What Is Sex Addiction?
Sexual addiction is believed to be a manifestation of a person’s deep emotional problems, especially low self-esteem or the lack of an ability to form and keep close personal relationships. It is linked to an internal level, root cause, and sexual acts become a way of coping with or escaping emotional pain – similar to drug and alcohol addictions.
If someone has committed infidelity has a sexual addiction, they may be unable to stop themselves from acting on compulsive thoughts about sex. The person may also experience obsessive thoughts about sex at such a level as to harm their careers, social lives, and health.

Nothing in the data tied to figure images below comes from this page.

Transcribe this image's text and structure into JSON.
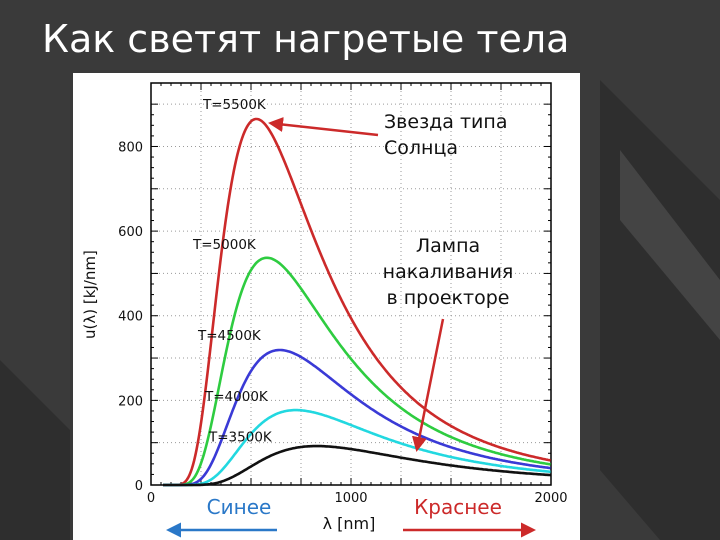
{
  "slide": {
    "title": "Как светят нагретые тела"
  },
  "colors": {
    "background": "#3a3a3a",
    "title": "#ffffff",
    "panel": "#ffffff"
  },
  "chart_data": {
    "type": "line",
    "xlabel": "λ [nm]",
    "ylabel": "u(λ) [kJ/nm]",
    "xlim": [
      0,
      2000
    ],
    "ylim": [
      0,
      950
    ],
    "xticks": [
      0,
      1000,
      2000
    ],
    "yticks": [
      0,
      200,
      400,
      600,
      800
    ],
    "grid": true,
    "series": [
      {
        "name": "T=5500K",
        "T": 5500,
        "color": "#cc2a2a",
        "peak_x": 527,
        "peak_y": 865,
        "label_x": 260,
        "label_y": 900
      },
      {
        "name": "T=5000K",
        "T": 5000,
        "color": "#2ecc40",
        "peak_x": 580,
        "peak_y": 537,
        "label_x": 210,
        "label_y": 570
      },
      {
        "name": "T=4500K",
        "T": 4500,
        "color": "#3a3ad6",
        "peak_x": 644,
        "peak_y": 319,
        "label_x": 235,
        "label_y": 355
      },
      {
        "name": "T=4000K",
        "T": 4000,
        "color": "#22d8e0",
        "peak_x": 724,
        "peak_y": 177,
        "label_x": 270,
        "label_y": 210
      },
      {
        "name": "T=3500K",
        "T": 3500,
        "color": "#111111",
        "peak_x": 828,
        "peak_y": 92,
        "label_x": 290,
        "label_y": 115
      }
    ],
    "annotations": [
      {
        "text": "Звезда типа Солнца",
        "line1": "Звезда типа",
        "line2": "Солнца",
        "arrow_to": [
          600,
          855
        ],
        "color": "#cc2a2a"
      },
      {
        "text": "Лампа накаливания в проекторе",
        "line1": "Лампа",
        "line2": "накаливания",
        "line3": "в проекторе",
        "arrow_to": [
          1330,
          85
        ],
        "color": "#cc2a2a"
      },
      {
        "text": "Синее",
        "color": "#2a78c8"
      },
      {
        "text": "Краснее",
        "color": "#cc2a2a"
      }
    ]
  }
}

A growing body of research suggests some elements of sexual addiction exist at the level of the brain’s reward system, carrying a biological component. As the sex addiction progresses, the person needs more intense or bizarre sexual encounters or materials to get the same “rush.” Many people struggling with sexual addiction say their behaviors bring about a sense of “numbing out.”
Sexual addiction connected to infidelity can manifest as multiple sexual partners, an addiction to porn, or excessive strip club use. Others may demonstrate sexual addiction through obsessive cybersex activity or sexting. In each case, acting out sexual impulses becomes all-controlling and consumes a great deal of time. Although the person knows the consequences for their marriage and family, they are unable to control the impulses.
There is also a fear and secrecy element to sexual addiction and infidelity. The person with sexual addiction will often feel strong levels of fear and shame following the acting out of their impulses, which can lead to depression and a preoccupation with keeping their actions secret.
Following expert beliefs about sexual addiction, no intimate relationships or bonds are formed with the person(s) the addict is engaging in sex with; rather, they become like objects to escape negative emotions or get a “high.”
They may also represent an escape from the turmoil the addict feels about not being able to feel an intimate bond with their spouse.
The distorted thought patterns involved in sexual addiction and infidelity are another symptom. The person with the sexual addiction views each extra-marital sexual encounter through the lens of compulsive urges, leading to rationalization or entitlement.
Through multiple sexual encounters or activities, they may live a fantasy life completely separate from their marriage, family, and workplace. People with sexual addictions may also show co-addictions, such as gambling, drugs, or alcohol.
Treatment for sexual addiction within marriage requires the participation of both partners in a professional setting. Due to the heavy emotional burden sexual addiction places on a spouse, many experts believe success is unattainable without dual participation.
Like other addictions, the inability to control the obsessive thoughts and urges about sex can be relieved through professional guidance, and root causes of the behaviors can be identified. Treatment can include individual and couples’ counseling, as well as the support of national self-help groups for sexual addiction.